Why wait for the dust to settle? Here are 10 bullets from my end.
~*~
- Crows – dozens upon dozens – all over town, roosting together somewhere. Rook, as they say.
- Late afternoon driving: so much glare, not just the low sun, either, but blazing up in reflections. Wet pavement or a waterway I’m crossing.
- Midnight here now really fits around 10:30, unlike 12 in the summer, calculating midway from sunset to sunrise.
- Cranberries, so quintessentially New England, remind me of driving to Cape Cod and passing all the bogs where they’re grown.
- When it comes to Friends, we need new blood.
- Eastern Orthodox Advent starts on the 28th and continues to the Feast of the Epiphany, Jan. 6 or 7, not our more widespread Christmas Day! Since we’re taking this up voluntarily, rather than under church discipline, we make some adaptations. Thanksgiving, for one, and ending Advent on Dec. 25, for another. Does it make us look like wimps?

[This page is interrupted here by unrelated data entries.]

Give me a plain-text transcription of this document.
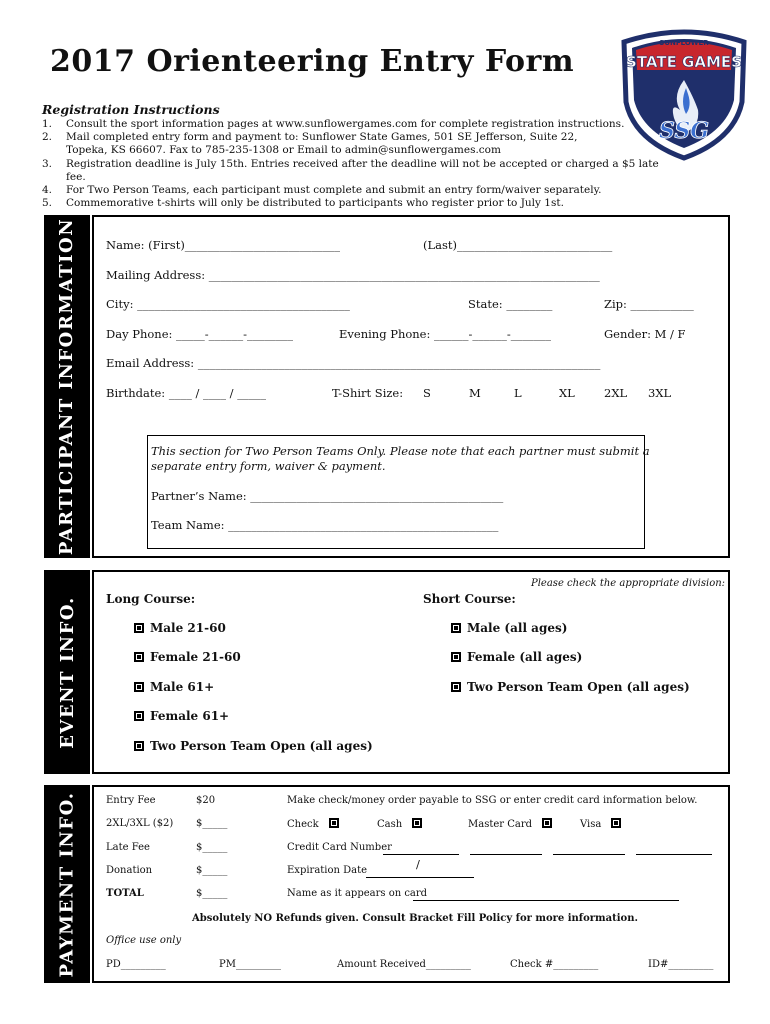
2017 Orienteering Entry Form
SUNFLOWER
STATE GAMES
SSG
Registration Instructions
1.	Consult the sport information pages at www.sunflowergames.com for complete registration instructions.
2.	Mail completed entry form and payment to: Sunflower State Games, 501 SE Jefferson, Suite 22,
Topeka, KS 66607. Fax to 785-235-1308 or Email to admin@sunflowergames.com
3.	Registration deadline is July 15th. Entries received after the deadline will not be accepted or charged a $5 late fee.
4.	For Two Person Teams, each participant must complete and submit an entry form/waiver separately.
5.	Commemorative t-shirts will only be distributed to participants who register prior to July 1st.
PARTICIPANT INFORMATION Name: (First)___________________________	(Last)___________________________
Mailing Address: ____________________________________________________________________
City: _____________________________________	State: ________	Zip: ___________
Day Phone: _____-______-________	Evening Phone: ______-______-_______	Gender: M / F
Email Address: ______________________________________________________________________
Birthdate: ____ / ____ / _____	T-Shirt Size: S	M	L	XL	2XL 3XL
This section for Two Person Teams Only. Please note that each partner must submit a
separate entry form, waiver & payment.
Partner’s Name: ____________________________________________
Team Name: _______________________________________________
EVENT INFO.
Please check the appropriate division:
Long Course:	Short Course:
Male 21-60
Female 21-60
Male 61+
Female 61+
Two Person Team Open (all ages)
Male (all ages)
Female (all ages)
Two Person Team Open (all ages)
PAYMENT INFO.	Entry Fee	$20
2XL/3XL ($2) $_____
Late Fee	$_____
Donation	$_____
TOTAL	$_____
Make check/money order payable to SSG or enter credit card information below.
Check	Cash	Master Card	Visa
Credit Card Number

Expiration Date	/
Name as it appears on card
Absolutely NO Refunds given. Consult Bracket Fill Policy for more information.
Office use only
PD_________	PM_________	Amount Received_________	Check #_________	ID#_________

- Poetry as a heroic journey. Holy, my voice. Or gritty.
- Where am I NOW? Where’s my HEART?
- Good to be reminded of ACTIVE WAITING, especially through periods when you feel suspended, on hold until others make a decision or act or all the pieces to fall into place. Drawing from James Nayler, Brian Drayton sees a sequence in spiritual response. The waiting prompts a response, which requires prompt obedience. Next is suffering, perhaps as embarrassment or upheaval. And then public witness – telling others, even if only in a small circle. Throughout, small steps count, however tentative.
- How much of being a public figure is a matter of being a performer, too – someone who needs a circle of fans?